The statement described as "positive in character" Reagan's proposal to improve the Moscow-Washington "hotline" and other confidence-building measures, but said it was more important to reduce the levels of arms on both sides than to improve communications.
"If for every 100 MX missiles we add 10 telephones linking Moscow and Washington, red ones or blue ones, does this make the missiles any less dangerous?" the statement asked.
Diplomatic observers here said Reagan's MX speech came at a particularly inopportune moment: when the new Kremlin leadership was getting organized, and following the visit here of Vice President Bush and Secretary of State George P. Shultz which raised hopes for an easing of tension in Soviet-American relations.
The English-language newspaper Moscow News said today that the meeting of Andropov with Bush and Shultz was intended as a "sign" to Washington that Moscow would like to arrest the steady deterioration in relations.

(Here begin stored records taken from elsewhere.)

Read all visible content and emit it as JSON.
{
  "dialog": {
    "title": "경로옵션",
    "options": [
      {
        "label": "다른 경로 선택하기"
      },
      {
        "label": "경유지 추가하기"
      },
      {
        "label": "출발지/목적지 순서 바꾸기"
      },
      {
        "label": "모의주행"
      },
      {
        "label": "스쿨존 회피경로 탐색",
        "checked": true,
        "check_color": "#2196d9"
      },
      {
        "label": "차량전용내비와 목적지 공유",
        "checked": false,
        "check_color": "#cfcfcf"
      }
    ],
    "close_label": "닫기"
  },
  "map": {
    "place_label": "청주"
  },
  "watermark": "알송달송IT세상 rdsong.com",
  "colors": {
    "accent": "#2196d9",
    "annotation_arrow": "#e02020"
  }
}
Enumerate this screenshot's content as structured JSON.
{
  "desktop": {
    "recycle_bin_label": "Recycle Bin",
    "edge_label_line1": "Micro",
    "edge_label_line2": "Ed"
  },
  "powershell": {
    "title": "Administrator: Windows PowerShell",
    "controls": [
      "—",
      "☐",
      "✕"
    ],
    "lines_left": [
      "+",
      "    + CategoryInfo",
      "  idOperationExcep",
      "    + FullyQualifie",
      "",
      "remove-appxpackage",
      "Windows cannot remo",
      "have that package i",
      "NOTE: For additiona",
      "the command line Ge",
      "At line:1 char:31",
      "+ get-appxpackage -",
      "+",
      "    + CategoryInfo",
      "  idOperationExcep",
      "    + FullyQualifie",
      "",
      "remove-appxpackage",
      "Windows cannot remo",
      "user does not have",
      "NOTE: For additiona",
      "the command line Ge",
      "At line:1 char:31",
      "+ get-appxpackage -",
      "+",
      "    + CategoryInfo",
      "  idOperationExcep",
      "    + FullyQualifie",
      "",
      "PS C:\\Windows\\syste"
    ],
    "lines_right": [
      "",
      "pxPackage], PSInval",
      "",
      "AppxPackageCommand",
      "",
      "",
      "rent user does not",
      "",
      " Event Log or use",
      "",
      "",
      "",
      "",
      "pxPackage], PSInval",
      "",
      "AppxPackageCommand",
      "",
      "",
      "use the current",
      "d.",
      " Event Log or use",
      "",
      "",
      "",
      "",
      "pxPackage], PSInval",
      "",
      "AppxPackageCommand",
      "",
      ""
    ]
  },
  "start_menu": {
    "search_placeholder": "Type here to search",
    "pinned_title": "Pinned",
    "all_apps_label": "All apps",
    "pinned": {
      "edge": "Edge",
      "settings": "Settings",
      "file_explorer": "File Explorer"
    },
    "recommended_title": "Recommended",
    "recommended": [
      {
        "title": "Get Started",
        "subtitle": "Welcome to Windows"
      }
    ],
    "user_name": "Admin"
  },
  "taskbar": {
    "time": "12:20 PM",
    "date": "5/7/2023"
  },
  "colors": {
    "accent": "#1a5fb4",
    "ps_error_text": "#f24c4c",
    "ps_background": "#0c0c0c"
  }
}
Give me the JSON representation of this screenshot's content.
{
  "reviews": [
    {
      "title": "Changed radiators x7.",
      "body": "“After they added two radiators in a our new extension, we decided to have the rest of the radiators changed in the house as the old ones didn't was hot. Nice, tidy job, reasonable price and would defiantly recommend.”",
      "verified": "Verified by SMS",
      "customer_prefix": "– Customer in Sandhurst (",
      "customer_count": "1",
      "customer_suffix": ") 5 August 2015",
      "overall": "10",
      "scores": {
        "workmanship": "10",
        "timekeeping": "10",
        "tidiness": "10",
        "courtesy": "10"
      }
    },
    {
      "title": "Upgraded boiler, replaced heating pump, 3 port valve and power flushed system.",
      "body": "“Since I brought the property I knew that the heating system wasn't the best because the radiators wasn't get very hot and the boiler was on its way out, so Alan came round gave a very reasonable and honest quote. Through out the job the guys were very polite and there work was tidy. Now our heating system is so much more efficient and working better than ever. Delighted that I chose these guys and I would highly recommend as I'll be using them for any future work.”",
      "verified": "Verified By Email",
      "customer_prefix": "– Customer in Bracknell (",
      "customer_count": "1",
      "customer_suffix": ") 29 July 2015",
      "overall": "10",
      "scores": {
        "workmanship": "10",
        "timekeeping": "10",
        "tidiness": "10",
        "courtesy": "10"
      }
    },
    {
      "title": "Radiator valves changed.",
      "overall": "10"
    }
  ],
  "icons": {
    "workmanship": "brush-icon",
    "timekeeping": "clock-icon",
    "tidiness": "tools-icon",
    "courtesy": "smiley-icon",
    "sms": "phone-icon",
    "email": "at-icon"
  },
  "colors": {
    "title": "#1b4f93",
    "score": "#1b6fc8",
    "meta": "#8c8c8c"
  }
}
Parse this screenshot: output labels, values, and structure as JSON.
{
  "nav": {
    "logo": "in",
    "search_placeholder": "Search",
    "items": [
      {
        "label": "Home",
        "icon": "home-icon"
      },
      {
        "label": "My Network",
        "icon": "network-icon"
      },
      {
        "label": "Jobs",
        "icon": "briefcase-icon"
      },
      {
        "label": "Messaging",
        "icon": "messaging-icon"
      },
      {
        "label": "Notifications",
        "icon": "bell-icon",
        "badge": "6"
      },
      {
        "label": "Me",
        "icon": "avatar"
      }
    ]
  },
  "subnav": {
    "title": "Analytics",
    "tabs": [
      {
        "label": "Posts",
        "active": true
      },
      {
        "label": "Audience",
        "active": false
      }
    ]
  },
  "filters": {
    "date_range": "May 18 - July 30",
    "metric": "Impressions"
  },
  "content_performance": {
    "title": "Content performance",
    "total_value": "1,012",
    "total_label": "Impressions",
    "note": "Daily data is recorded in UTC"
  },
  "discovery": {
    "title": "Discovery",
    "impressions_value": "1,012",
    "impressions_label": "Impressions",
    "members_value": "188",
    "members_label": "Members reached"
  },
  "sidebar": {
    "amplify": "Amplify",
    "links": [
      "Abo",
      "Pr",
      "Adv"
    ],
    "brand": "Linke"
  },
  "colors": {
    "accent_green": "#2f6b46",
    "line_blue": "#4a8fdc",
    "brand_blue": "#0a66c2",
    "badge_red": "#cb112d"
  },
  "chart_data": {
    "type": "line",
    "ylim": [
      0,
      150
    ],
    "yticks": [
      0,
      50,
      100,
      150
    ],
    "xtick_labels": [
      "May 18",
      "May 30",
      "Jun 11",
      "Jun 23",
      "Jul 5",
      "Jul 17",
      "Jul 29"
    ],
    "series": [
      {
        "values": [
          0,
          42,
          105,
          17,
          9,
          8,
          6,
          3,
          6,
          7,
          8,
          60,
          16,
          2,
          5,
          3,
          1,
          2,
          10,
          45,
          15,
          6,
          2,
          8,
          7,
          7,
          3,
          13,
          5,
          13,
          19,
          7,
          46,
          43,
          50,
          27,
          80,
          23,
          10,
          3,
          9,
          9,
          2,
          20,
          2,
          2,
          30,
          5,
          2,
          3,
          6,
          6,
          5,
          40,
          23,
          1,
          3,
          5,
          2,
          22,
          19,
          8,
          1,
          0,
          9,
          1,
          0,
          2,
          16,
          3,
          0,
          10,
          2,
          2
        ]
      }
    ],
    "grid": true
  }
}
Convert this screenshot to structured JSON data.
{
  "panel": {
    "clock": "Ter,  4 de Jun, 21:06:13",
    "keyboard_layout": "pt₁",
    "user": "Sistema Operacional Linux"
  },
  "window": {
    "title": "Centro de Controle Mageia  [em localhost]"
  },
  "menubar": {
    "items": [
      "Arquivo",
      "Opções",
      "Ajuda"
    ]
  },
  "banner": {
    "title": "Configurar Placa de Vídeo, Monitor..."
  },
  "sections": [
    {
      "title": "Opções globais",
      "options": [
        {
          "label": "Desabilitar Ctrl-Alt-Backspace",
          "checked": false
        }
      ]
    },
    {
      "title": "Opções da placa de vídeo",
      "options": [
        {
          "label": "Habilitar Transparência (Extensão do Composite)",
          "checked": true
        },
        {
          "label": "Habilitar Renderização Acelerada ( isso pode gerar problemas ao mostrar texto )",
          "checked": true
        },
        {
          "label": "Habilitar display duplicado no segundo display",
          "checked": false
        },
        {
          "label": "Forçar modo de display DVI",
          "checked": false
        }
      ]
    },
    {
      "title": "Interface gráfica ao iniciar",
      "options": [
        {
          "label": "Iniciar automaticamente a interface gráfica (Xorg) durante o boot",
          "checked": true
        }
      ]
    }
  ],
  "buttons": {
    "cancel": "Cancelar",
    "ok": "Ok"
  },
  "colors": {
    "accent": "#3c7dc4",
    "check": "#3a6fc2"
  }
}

It said recent American pronouncements indicated that the Reagan administration was turning its back on this opportunity.
Commenting on Reagan's statement that "it takes two to tango" and reported U.S. demands for Soviet concessions, the paper said: "Taking the president's analogy further, one might note that asking someone to dance is not generally done by a demand that he or she change their hairdo, let alone thinking. The partner is taken for what he or she is."
The statement in Pravda, which was also distributed by the government news agency Tass, was even more harsh. It accused Reagan of deliberately deceiving the American public by contending that the "road to peace was paved with new missiles, new nuclear charges, new planes and ships."
It said Reagan resorted to "rudest exaggerations and distortions" to depict Moscow as the initiator of the arms race. The editorial said Reagan showed "the naive television viewers colored diagrams and charts in which everything could be detected except the truth." It was an "irrefutable fact that the arms race has its roots in American soil," the statement said.
The statement asserted that Reagan "must be aware that the Soviet Union will not tolerate a lagging behind in aspects which are vital for its security." It said Moscow had found it "necessary to mobilize additional forces and resources for the improvement of its armed forces" to meet earlier American challenges and would do so again.
Pravda gave detailed figures on U.S. weapons systems developed in the postwar period. It said that Moscow had proposed that both sides renounce the development of new weapons systems and that it had advocated measures to prevent "militarization of outer space."
But, it said, "none of these and similar proposals has found a positive response in the United States." It said the Russians were forced to build their Typhoon nuclear submarine to counter the American Ohio sub.
"Why should one spend innumerable billions for the creation and production of increasingly destructive systems of weapons when an opportunity exists to maintain security at lower levels?" the statement asked.
The editorial answered by asserting that Reagan had "plainly explained that the purpose of the deployment of the MX missiles and other armaments is to achieve an incontrovertible military superiority over the Soviet Union and to create prerequisites for ensuring an American victory in any conflict, including a nuclear one.
"Counting on a victory in a nuclear war is adventurism. It is doomed to failure. The Soviet Union does not intend to chase the United States in the creation of each new system of weapons or to imitate the United States. This does not mean at all that the Soviet Union will not find an effective reply to Washington if the United States begins realizing its plans."